The presence of tractors influenced gull numbers most explicitly and possibly superimposed effects of other parameters. We tried to account for that by splitting the data set into observation days with and without tractors. However, the analysis of the other abiotic parameters may still be biased, if tractors were present outside but in the vicinity of the study area. We believe that the rather high numbers of observation days might account for such a bias.

The analysis of abiotic parameters does not suggest any substantial differences between the species that would indicate niche segregation patterns, except presence of tractors that clearly seemed to be most favourable for BHGs.

Conclusions

Differences in area utilization in the coastal mainland between BHGs and CGs and partly also the two larger species were explicitly connected to anthropogenic activities which BHGs seemed able to exploit most effectively. CGs were found to depend on less disturbed sites in winter and summer. The availability of a mosaic of different habitat types supports niche segregation between the species.

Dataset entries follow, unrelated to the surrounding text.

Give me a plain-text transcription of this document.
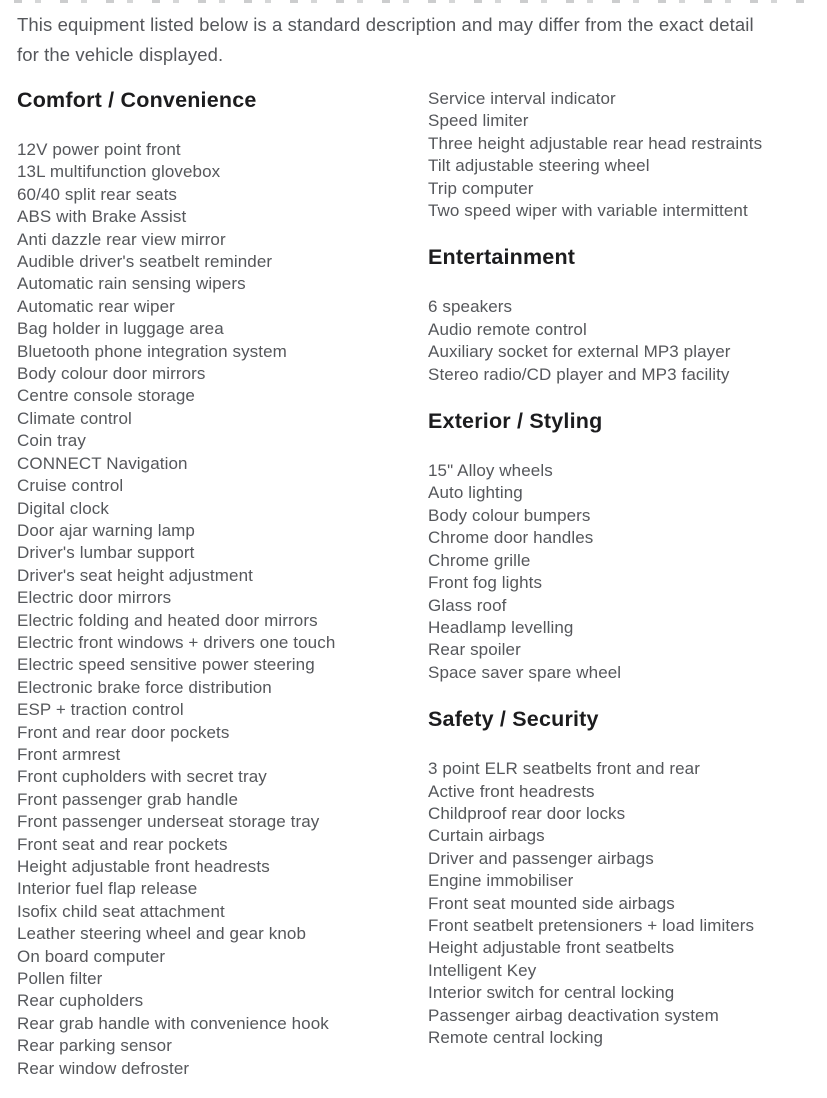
This equipment listed below is a standard description and may differ from the exact detail
for the vehicle displayed.

Comfort / Convenience
12V power point front
13L multifunction glovebox
60/40 split rear seats
ABS with Brake Assist
Anti dazzle rear view mirror
Audible driver's seatbelt reminder
Automatic rain sensing wipers
Automatic rear wiper
Bag holder in luggage area
Bluetooth phone integration system
Body colour door mirrors
Centre console storage
Climate control
Coin tray
CONNECT Navigation
Cruise control
Digital clock
Door ajar warning lamp
Driver's lumbar support
Driver's seat height adjustment
Electric door mirrors
Electric folding and heated door mirrors
Electric front windows + drivers one touch
Electric speed sensitive power steering
Electronic brake force distribution
ESP + traction control
Front and rear door pockets
Front armrest
Front cupholders with secret tray
Front passenger grab handle
Front passenger underseat storage tray
Front seat and rear pockets
Height adjustable front headrests
Interior fuel flap release
Isofix child seat attachment
Leather steering wheel and gear knob
On board computer
Pollen filter
Rear cupholders
Rear grab handle with convenience hook
Rear parking sensor
Rear window defroster
Service interval indicator
Speed limiter
Three height adjustable rear head restraints
Tilt adjustable steering wheel
Trip computer
Two speed wiper with variable intermittent
Entertainment
6 speakers
Audio remote control
Auxiliary socket for external MP3 player
Stereo radio/CD player and MP3 facility
Exterior / Styling
15" Alloy wheels
Auto lighting
Body colour bumpers
Chrome door handles
Chrome grille
Front fog lights
Glass roof
Headlamp levelling
Rear spoiler
Space saver spare wheel
Safety / Security
3 point ELR seatbelts front and rear
Active front headrests
Childproof rear door locks
Curtain airbags
Driver and passenger airbags
Engine immobiliser
Front seat mounted side airbags
Front seatbelt pretensioners + load limiters
Height adjustable front seatbelts
Intelligent Key
Interior switch for central locking
Passenger airbag deactivation system
Remote central locking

However, during the last 30 years profound changes in agricultural practices have taken place throughout northern Europe (Chamberlain et al. 2000; Buckwell and Armstrong-Brown 2004). Such long-term habitat modifications can significantly influence habitat utilization, species diversity and population sizes as already shown for various bird species (Duncan et al 1999; Chamberlain et al. 2000; Atkinson et al. 2002). For gulls, the most crucial changes are in the overall and continuous decline of the total area of pastures for the benefit of tillage as well as the intensification of grassland management, i.e. mowing and silage making (Chamberlain et al. 2000; Kubetzki 2001; Vickery et al. 2001; Barnett et al. 2004). This development is certainly most favourable for BHG (see also Barnett et al. 2004), while it might cause long-term severe effects for CG which are much more dependent on carefully managed pastures at least during winter.

Agricultural intensification and loss of pastures (Garthe et al. 2000) might become more critical for CGs in the near future. However, at present the four gull species occupy distinct ecological niches at the North Sea coast, as the two large species show low numbers in the coastal mainland, while the two smaller ones reveal temporal and spatial habitat partitioning patterns as well as important differences in behaviour and utilization of food resources.